Which will, I tell myself, inevitably lead us into another corner. Pemberton seems to sense my frustration.

“Hey,” he says. “Let’s just put on some more music and see how it goes.”

“Who knows what the fates/ have in store?” sings Frank Sinatra. It’s the foxtrot standard, “Something’s Gotta Give,” an appropriate sentiment when it comes to me and ballroom dancing, especially when Ol’ Blue Eyes gets to the part that goes, “When an irresistible force such as you/ meets an old immovable object like me …”

By the end of the hour, Carolyn and I are no longer jamming ourselves into the corners. Mercifully, Pemberton allows us to end the lesson squaring off in a rumba. Home at last, I think. 

Over the ensuing two lessons, Thom Pemberton strives mightily to unleash my inner Arthur Murray, only to find, time after time, Arthur the Aardvark, ever positive, always gamely giving it a go, but somehow inadequate when it comes to processing what are, in reality, ridiculously simple instructions. I feel bad for Carolyn — long, lovely and athletic — who, in the arms of just about any other man on that floor, would by now be gliding across the room like a Disney princess.

 Still, we feel pretty good about our rumba box step. We never look at our feet, we keep our noses above our toes-es, and we execute a very cool twirl that Pemberton taught us. We’ve got a community holiday party coming up, and while we certainly won’t be turning any heads on the dance floor, we’ll have fun doing something beyond the middle school two-step. 

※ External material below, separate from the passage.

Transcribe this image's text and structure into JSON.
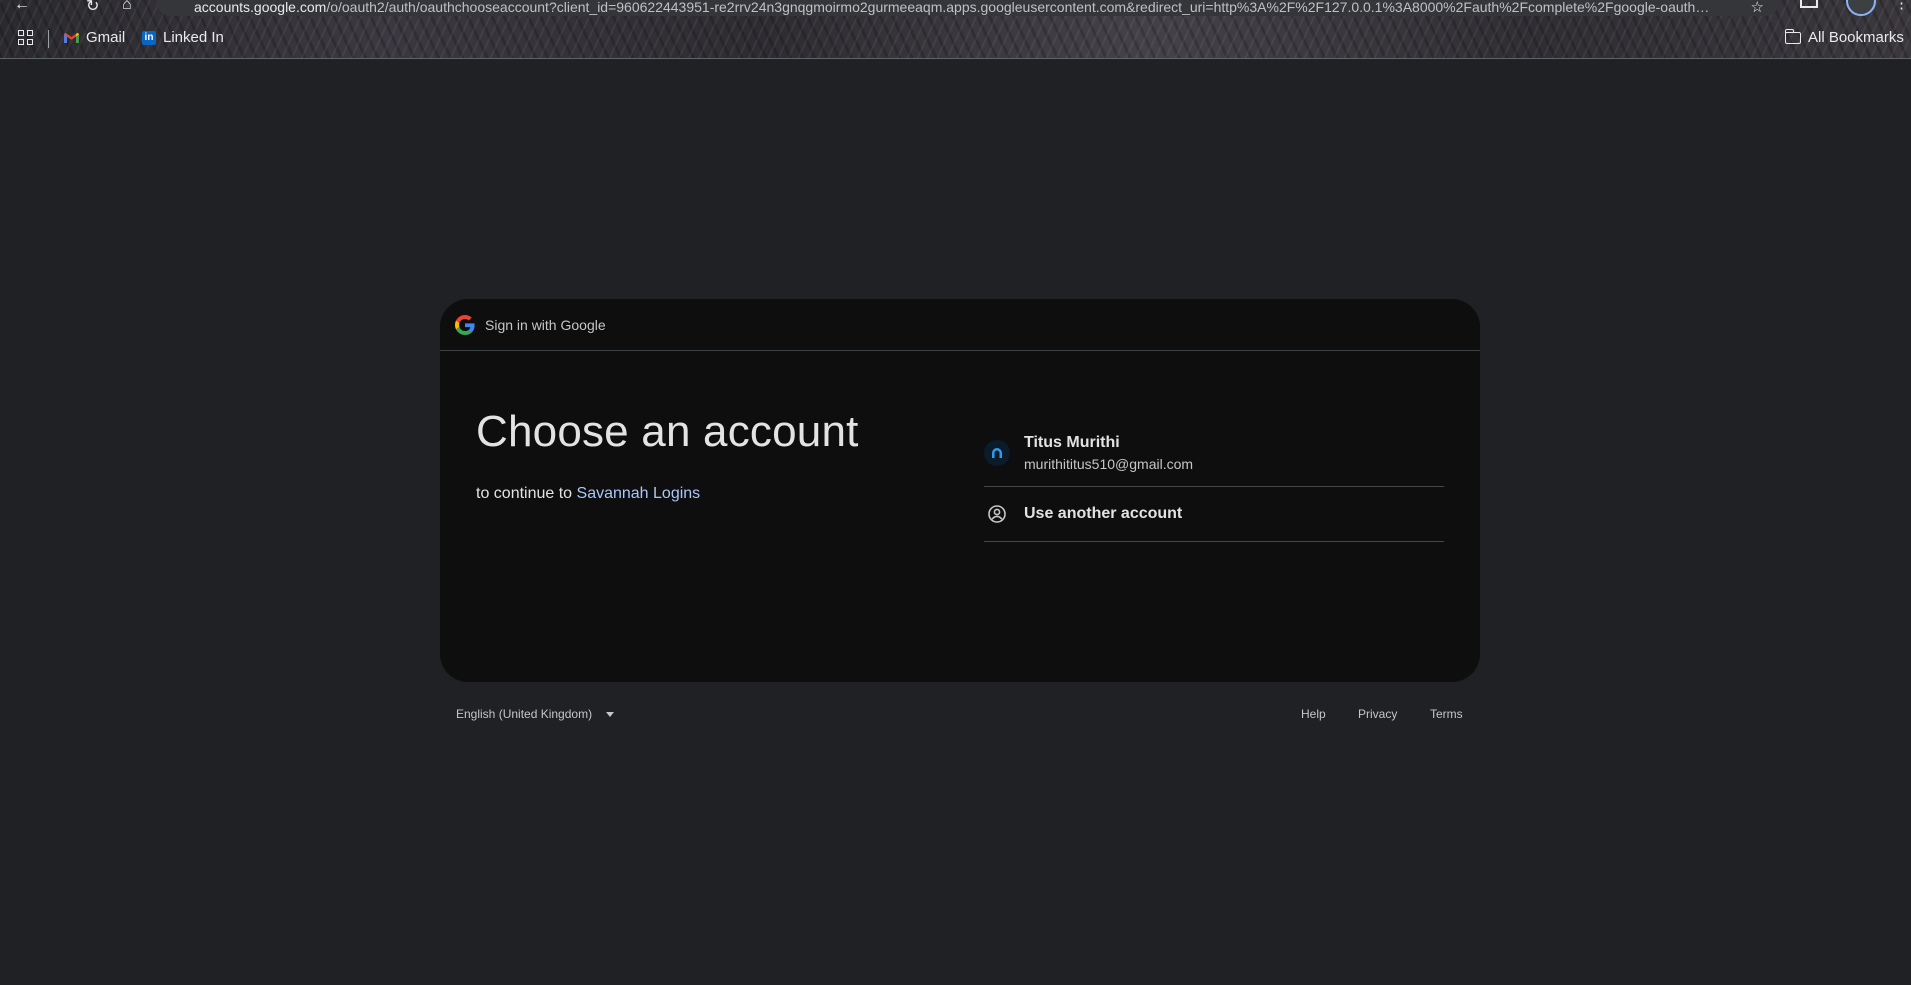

And at night, after turning off the TV, Carolyn still finds a song for us. Whatever it is, we’ll assume ballroom position and try to shoehorn it into a rumba. 

Failing that, we fall into each other’s arms and shuffle, like we did before Thom Pemberton tried to save us — so close that, 55 years ago, Sister Maria Claire would certainly have stormed onto the gymnasium floor and pushed us apart.